\ LA RESPONSABILITÉ DE L’ACTIONNAIRE EN CAS DE LICENCIEMENT ÉCONOMIQUE DES SALARIES D’UNE FILIALE
« QUI EST MON EMPLOYEUR ? » CETTE QUESTION, SIMPLE A PRIORI, SUSCITE DE NOMBREUSES INTERROGATIONS DE LA PART DES SALARIES, A L’HEURE OU CERTAINES DÉCISIONS, SUSCEPTIBLES DE LES IMPACTER DIRECTEMENT, NE SONT PAS PRISES AU NIVEAU DE LA SOCIÉTÉ QUI LES EMPLOIE.
Le 24 mai 2018, la Cour de cassation a confirmé à l’occasion de trois décisions, le mouvement de balancier qu’elle avait initié en 2014 concernant la responsabilité sociale de l’actionnaire en cas de déconfiture de ses filiales. Tout en limitant la reconnaissance du co-emploi entre filiale et société dominante du groupe, elle confirme que les salariés peuvent engager la responsabilité de cette dernière sur le terrain délictuel.
« Qui est mon employeur ? » Cette question, simple a priori, suscite de nombreuses interrogations de la part des salariés, à l’heure où certaines décisions, susceptibles de les impacter directement, ne sont pas prises au niveau de la société qui les emploie.
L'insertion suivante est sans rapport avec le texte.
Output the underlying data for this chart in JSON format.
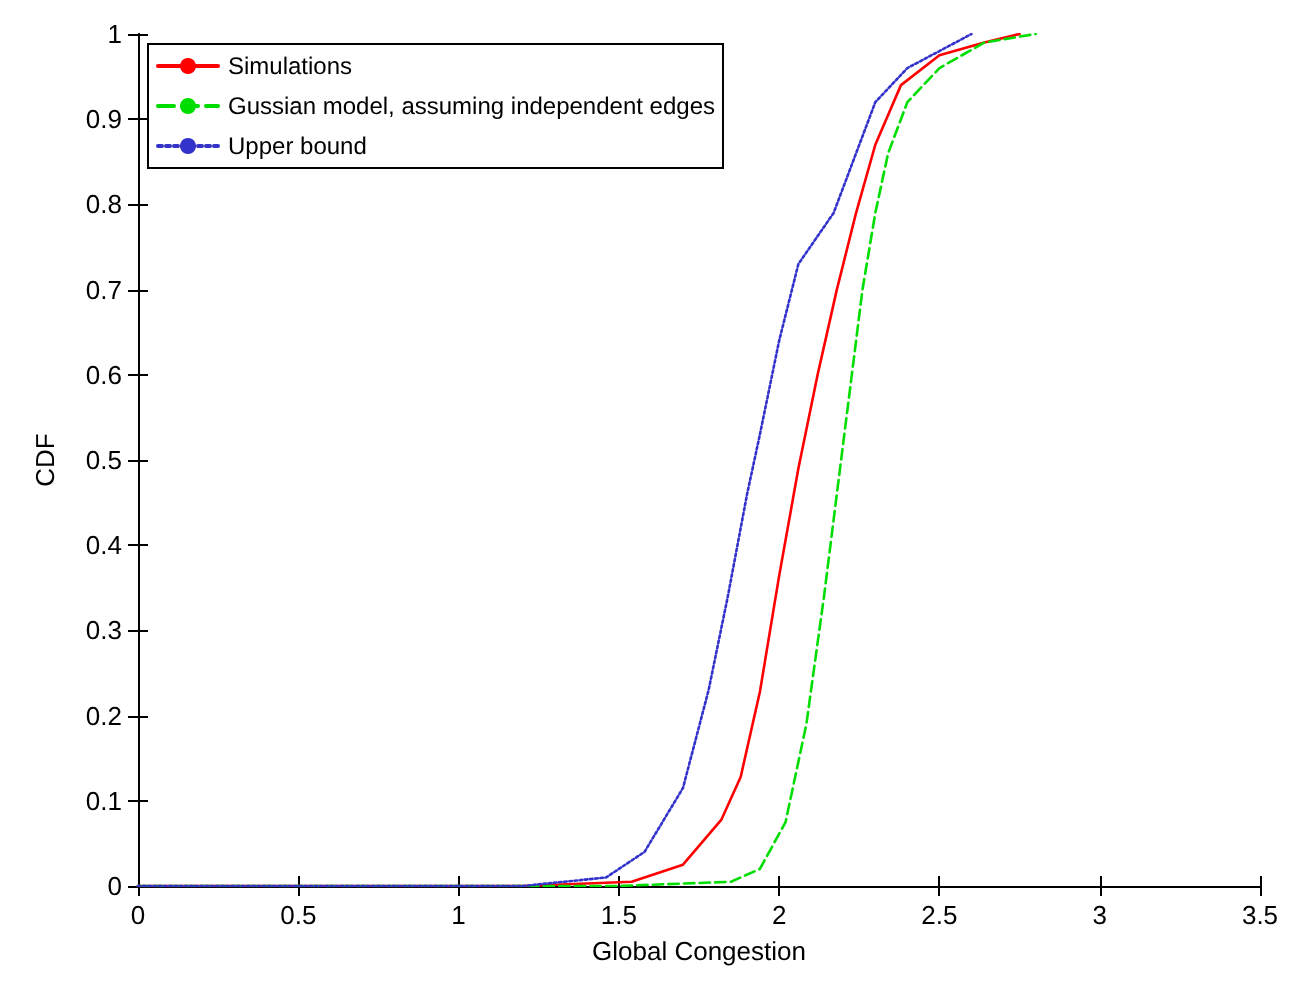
{
  "chart_data": {
    "type": "line",
    "xlabel": "Global Congestion",
    "ylabel": "CDF",
    "xlim": [
      0,
      3.5
    ],
    "xticks": [
      0,
      0.5,
      1,
      1.5,
      2,
      2.5,
      3,
      3.5
    ],
    "ylim": [
      0,
      1
    ],
    "yticks": [
      0,
      0.1,
      0.2,
      0.3,
      0.4,
      0.5,
      0.6,
      0.7,
      0.8,
      0.9,
      1
    ],
    "grid": false,
    "legend": "top left",
    "marker": "none",
    "series": [
      {
        "name": "Simulations",
        "color": "#ff0000",
        "line_style": "solid",
        "x": [
          0,
          1.2,
          1.54,
          1.7,
          1.82,
          1.88,
          1.94,
          2.0,
          2.06,
          2.12,
          2.18,
          2.24,
          2.3,
          2.38,
          2.5,
          2.64,
          2.75
        ],
        "values": [
          0,
          0,
          0.005,
          0.025,
          0.078,
          0.128,
          0.228,
          0.364,
          0.49,
          0.6,
          0.7,
          0.79,
          0.87,
          0.94,
          0.975,
          0.99,
          1
        ]
      },
      {
        "name": "Gussian model, assuming independent edges",
        "color": "#00dd00",
        "line_style": "dashed",
        "x": [
          0,
          1.5,
          1.85,
          1.94,
          2.02,
          2.085,
          2.14,
          2.18,
          2.22,
          2.26,
          2.3,
          2.34,
          2.4,
          2.5,
          2.64,
          2.8
        ],
        "values": [
          0,
          0,
          0.005,
          0.02,
          0.075,
          0.19,
          0.34,
          0.46,
          0.58,
          0.7,
          0.79,
          0.86,
          0.92,
          0.96,
          0.99,
          1
        ]
      },
      {
        "name": "Upper bound",
        "color": "#3333cc",
        "line_style": "dotted",
        "x": [
          0,
          1.2,
          1.46,
          1.58,
          1.7,
          1.78,
          1.84,
          1.9,
          1.94,
          2.0,
          2.06,
          2.17,
          2.22,
          2.3,
          2.4,
          2.6
        ],
        "values": [
          0,
          0,
          0.01,
          0.04,
          0.115,
          0.23,
          0.34,
          0.46,
          0.53,
          0.64,
          0.73,
          0.79,
          0.84,
          0.92,
          0.96,
          1
        ]
      }
    ]
  }
}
La réponse à cette question peut alors varier selon les domaines concernés. C’est pourquoi législateur et magistrats tentent en permanence d’adapter loi et jurisprudence aux évolutions du droit des affaires, et à la néces¬saire influence, voire ingérence, de la société dominante d’un groupe dans la gestion de ses filiales.
Plusieurs dispositifs ont ainsi vu le jour pour faire émerger le rôle véritable du groupe, en particulier de sa société dominante ou de son actionnaire principal. Le législateur favorise depuis plusieurs années la négociation de groupe tandis que la Cour de cassation admet de manière désormais constante que le dirigeant d’une société mère a la possibilité de mener une procédure de licenciement à l’encontre d’un salarié d’une filiale.
Dans le même temps, certaines obligations s’imposent en fonction non plus de l’effectif de la société employeur, mais du groupe auquel elle appartient. Et en matière de restructuration, le respect de la procédure mise en œuvre est, à bien des égards, apprécié au niveau du groupe (appréciation du motif de licenciement, du respect de l’obligation de reclassement ou encore des moyens mis en œuvre dans le cadre d’un plan de sauve-garde de l’emploi).
Dans ce contexte, se pose la légitime question de la responsabilité du groupe, et plus précisément de sa société dominante, en cas de décision préjudiciable à l’une des filiales, dont pâtiraient directement ses salariés. En l’absence de mécanisme juridique expressément prévu par le Code du travail, il est revenu aux juges du fond, puis à la Cour de cassation, de définir les contours d’une telle responsabilité.
Dans un premier temps, c’est la notion de co-emploi que la Cour de cassation a privilégiée. Les incertitudes entourant cette notion, comme les abus qui ont pu en résulter (se traduisant par une demande de reconnaissance quasi-systématique de co-emploi de la part des salariés en cas de licenciement économique) l’ont toutefois incitée à faire évoluer sa jurisprudence. Les trois décisions du 24 mai 2018 sont l’illustration la plus récente et la plus aboutie de cette évolution : tout en confirmant sa définition désormais restrictive du co-emploi (1), la Cour de cassation confirme qu’elle ouvre aux salariés la voie de la responsabilité délictuelle de la société dominante du groupe, qu’il s’agisse de la société mère de la filiale concernée ou de toute autre société, en cas de comportement fautif (2.).